Mneme: The Cemetery Heritage belongs to the nowadays European Community
Do cemeteries belong only to death and the dead? Can they be places full of people and life?
These are some questions we asked to the AGM 2018 of ASCE. There were many Italian people in the conference: a signal that even in Italy we are experiencing a new way of looking at cemeteries as places that can have a social and cultural role for the community as in the past. It’s happen in cities like London.
In UK the management of cemetery spaces is thinking of the redevelopment of the cemetery areas together local stakeholders, included the neighborhood communities. The mission is to transform the cemetery in a public place of socialization and multicultural/intergenerational exchange, without neglecting the aspects of economic sustainability of these places through activities, events and cultural-social-recreational services.
In this direction, for example, look at the Brompton Cemetery Conservation Project for Brompton Cemetery, a cemetery north-west of London owned and managed by The Royal Park and the Friends of Brompton Cemetery.

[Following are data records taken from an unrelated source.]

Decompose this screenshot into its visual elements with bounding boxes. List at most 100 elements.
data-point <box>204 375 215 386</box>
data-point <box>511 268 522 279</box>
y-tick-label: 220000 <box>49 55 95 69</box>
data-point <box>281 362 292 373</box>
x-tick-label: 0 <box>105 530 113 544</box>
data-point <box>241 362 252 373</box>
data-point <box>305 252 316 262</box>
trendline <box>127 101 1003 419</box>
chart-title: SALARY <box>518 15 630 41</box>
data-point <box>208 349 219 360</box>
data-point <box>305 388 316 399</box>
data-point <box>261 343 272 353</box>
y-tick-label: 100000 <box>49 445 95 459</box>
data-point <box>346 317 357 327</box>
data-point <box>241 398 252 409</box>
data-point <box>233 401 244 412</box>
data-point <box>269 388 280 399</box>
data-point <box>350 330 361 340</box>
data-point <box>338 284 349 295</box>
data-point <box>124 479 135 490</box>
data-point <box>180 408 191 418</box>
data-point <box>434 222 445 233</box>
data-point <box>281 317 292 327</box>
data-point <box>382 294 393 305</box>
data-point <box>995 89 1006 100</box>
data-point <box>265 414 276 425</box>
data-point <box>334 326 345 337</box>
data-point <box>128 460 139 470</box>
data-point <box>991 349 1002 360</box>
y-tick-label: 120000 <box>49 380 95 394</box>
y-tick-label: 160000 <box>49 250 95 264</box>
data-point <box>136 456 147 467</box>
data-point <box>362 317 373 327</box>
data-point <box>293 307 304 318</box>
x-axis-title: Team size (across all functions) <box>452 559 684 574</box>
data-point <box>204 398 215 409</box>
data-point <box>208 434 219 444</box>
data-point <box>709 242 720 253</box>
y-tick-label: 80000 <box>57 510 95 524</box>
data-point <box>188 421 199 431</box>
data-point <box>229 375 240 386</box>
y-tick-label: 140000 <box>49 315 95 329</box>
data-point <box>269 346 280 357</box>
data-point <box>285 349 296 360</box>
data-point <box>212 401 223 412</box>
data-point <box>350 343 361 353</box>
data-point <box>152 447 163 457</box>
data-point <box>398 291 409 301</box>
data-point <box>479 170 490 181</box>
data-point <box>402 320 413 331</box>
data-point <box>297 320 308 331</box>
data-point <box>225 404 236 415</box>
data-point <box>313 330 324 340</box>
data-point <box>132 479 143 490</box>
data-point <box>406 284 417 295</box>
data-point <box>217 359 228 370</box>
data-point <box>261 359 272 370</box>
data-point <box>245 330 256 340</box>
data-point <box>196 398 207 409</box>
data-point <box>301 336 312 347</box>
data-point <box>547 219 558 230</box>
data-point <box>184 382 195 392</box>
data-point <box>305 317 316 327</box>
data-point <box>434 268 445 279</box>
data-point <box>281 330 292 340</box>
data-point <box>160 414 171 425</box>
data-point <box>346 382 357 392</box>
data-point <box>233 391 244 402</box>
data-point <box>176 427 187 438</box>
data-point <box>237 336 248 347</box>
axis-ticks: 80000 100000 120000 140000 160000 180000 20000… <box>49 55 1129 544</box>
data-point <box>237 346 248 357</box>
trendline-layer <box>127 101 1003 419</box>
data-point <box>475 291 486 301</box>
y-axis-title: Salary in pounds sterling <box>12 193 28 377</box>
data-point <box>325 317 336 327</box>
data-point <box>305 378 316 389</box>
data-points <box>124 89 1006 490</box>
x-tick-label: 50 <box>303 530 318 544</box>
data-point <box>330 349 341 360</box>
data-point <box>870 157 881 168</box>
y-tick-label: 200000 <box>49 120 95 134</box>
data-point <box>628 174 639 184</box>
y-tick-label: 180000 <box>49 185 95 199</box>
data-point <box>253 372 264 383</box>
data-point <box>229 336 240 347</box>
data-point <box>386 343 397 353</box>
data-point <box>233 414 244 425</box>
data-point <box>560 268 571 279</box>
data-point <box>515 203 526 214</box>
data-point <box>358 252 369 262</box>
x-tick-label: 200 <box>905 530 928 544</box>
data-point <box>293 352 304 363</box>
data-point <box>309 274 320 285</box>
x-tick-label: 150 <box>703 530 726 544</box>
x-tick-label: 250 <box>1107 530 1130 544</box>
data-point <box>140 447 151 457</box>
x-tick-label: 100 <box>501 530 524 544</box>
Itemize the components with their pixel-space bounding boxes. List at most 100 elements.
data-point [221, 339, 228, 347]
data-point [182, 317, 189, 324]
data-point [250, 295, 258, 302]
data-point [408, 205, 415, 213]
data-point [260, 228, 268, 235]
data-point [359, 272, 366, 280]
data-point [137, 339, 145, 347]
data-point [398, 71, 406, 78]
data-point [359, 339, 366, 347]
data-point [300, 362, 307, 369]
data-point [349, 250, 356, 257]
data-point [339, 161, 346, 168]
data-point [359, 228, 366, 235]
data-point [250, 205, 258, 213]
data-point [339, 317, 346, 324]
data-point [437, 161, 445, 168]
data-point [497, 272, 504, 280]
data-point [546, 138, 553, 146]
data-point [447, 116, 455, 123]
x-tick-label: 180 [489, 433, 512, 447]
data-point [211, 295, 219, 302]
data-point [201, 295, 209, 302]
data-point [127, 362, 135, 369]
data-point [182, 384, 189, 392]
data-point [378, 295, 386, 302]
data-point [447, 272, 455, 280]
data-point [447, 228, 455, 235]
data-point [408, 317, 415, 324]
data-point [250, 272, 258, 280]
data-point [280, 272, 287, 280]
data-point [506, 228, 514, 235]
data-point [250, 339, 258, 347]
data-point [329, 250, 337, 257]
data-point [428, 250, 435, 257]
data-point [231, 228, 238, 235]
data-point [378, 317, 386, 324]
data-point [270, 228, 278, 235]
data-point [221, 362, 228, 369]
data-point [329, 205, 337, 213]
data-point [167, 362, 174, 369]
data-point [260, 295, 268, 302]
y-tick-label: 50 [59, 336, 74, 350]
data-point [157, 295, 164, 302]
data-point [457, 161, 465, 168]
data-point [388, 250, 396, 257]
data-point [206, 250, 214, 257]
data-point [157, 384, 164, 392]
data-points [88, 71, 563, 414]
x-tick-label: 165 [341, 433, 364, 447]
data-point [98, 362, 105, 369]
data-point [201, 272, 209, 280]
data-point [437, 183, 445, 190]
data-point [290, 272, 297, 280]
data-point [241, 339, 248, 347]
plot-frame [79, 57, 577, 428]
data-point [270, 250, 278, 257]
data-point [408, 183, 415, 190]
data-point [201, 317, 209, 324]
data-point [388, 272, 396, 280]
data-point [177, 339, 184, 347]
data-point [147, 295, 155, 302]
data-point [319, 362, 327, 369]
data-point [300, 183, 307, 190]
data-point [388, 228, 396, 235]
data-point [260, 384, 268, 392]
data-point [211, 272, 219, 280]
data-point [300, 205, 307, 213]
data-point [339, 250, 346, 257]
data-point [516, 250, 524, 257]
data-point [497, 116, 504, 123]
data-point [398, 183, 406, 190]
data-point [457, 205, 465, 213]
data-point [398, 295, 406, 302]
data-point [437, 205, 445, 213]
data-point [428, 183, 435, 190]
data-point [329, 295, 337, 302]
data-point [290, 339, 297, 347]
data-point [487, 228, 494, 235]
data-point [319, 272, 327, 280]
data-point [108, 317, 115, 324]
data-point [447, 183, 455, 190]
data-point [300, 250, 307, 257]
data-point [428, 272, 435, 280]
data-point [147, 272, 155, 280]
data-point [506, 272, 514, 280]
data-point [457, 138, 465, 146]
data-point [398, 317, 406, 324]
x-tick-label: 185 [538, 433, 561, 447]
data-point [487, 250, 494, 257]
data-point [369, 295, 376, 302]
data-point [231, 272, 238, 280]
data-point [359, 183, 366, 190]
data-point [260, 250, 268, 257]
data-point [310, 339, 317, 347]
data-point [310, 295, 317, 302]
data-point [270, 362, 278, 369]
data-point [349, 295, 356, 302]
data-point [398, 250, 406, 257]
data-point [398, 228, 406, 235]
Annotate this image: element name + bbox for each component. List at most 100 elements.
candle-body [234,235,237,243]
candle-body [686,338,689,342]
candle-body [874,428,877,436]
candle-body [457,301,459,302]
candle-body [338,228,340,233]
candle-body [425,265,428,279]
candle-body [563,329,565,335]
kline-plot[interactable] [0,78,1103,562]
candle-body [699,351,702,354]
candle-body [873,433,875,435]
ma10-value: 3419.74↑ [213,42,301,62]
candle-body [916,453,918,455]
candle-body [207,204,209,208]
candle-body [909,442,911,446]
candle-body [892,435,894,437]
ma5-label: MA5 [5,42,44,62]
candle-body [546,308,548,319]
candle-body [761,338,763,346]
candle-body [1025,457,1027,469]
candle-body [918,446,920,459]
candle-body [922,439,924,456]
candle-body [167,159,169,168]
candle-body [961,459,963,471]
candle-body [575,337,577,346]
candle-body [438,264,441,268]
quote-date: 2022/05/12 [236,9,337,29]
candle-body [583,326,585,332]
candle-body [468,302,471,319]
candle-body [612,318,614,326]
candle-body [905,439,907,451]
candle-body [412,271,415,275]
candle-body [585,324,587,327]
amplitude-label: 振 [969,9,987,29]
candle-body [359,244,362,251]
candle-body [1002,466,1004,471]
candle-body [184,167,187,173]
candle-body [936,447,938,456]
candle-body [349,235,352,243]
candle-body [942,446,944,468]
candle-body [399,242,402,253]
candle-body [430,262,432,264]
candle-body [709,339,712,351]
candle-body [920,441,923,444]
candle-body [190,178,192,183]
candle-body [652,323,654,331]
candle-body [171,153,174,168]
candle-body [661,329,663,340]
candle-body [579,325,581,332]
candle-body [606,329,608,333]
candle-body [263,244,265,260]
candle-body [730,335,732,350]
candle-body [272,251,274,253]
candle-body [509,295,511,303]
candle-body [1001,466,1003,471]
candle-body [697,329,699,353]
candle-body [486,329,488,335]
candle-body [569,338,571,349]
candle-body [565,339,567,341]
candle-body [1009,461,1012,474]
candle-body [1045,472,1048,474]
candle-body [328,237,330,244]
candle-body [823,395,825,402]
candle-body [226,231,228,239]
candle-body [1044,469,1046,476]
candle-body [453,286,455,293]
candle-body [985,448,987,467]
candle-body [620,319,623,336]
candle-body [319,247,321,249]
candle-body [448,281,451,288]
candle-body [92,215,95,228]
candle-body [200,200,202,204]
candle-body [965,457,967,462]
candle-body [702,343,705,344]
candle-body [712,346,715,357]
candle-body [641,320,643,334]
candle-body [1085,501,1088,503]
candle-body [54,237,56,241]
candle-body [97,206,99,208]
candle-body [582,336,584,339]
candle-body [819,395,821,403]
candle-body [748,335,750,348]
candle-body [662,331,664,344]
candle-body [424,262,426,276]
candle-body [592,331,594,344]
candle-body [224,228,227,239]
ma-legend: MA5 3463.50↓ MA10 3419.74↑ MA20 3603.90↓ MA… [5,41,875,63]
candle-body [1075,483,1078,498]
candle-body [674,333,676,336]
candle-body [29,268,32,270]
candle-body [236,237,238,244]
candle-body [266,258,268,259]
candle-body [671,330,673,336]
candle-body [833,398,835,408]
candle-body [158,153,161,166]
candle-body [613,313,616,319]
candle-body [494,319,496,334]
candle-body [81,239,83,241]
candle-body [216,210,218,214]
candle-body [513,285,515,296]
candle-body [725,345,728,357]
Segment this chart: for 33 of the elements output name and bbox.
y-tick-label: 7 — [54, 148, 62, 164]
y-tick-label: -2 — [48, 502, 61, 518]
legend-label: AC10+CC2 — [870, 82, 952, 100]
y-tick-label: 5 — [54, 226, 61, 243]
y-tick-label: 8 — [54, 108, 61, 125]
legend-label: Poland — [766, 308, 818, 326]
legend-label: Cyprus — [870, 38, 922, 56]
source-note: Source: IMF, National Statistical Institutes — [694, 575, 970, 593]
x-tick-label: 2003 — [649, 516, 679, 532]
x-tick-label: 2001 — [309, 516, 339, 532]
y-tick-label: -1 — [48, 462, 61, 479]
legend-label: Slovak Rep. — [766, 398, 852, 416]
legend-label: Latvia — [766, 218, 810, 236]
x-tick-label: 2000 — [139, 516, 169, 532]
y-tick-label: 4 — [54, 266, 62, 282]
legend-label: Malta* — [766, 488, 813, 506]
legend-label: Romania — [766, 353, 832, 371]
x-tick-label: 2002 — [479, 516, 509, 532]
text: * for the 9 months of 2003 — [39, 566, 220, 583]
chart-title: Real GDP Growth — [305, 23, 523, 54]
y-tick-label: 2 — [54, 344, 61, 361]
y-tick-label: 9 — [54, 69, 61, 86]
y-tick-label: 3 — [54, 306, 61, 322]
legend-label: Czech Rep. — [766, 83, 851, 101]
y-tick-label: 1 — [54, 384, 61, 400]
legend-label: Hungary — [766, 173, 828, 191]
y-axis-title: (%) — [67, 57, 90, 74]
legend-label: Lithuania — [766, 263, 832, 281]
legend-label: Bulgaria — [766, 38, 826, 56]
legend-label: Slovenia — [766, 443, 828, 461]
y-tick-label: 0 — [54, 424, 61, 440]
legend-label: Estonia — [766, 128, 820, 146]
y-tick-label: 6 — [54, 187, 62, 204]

The projects of The Friends of Tower Hamlets Cemetery Park, which manages the Tower Hamlet Cemetery in a marginal area east of London, also have the mission to transform the park-cemetery into a creative space for the young generations.
The Anglo-Saxon approach to cemeteries can be breathed in Italian cities, such as Bologna, where a network of public and private institutions offers to the community a cultural program of events in the Certosa Cemetery (since 10 years). The Certosa Cemetery is a real museum and cultural space where the local community recognizes a common heritage of memories, values and identity.
In Italy Bologna teaches us how the memory of experiences, which cemeteries guard, can help us give meaning and a deeper value to our daily life. Perhaps this is the strength of the cemetery heritage, especially in times of such strong cultural conflicts: we remain human. It’s also, perhaps, the sense of memory that, like a goddess, inspires us and suggests that we preserve our humanity as the only own ‘heritage’.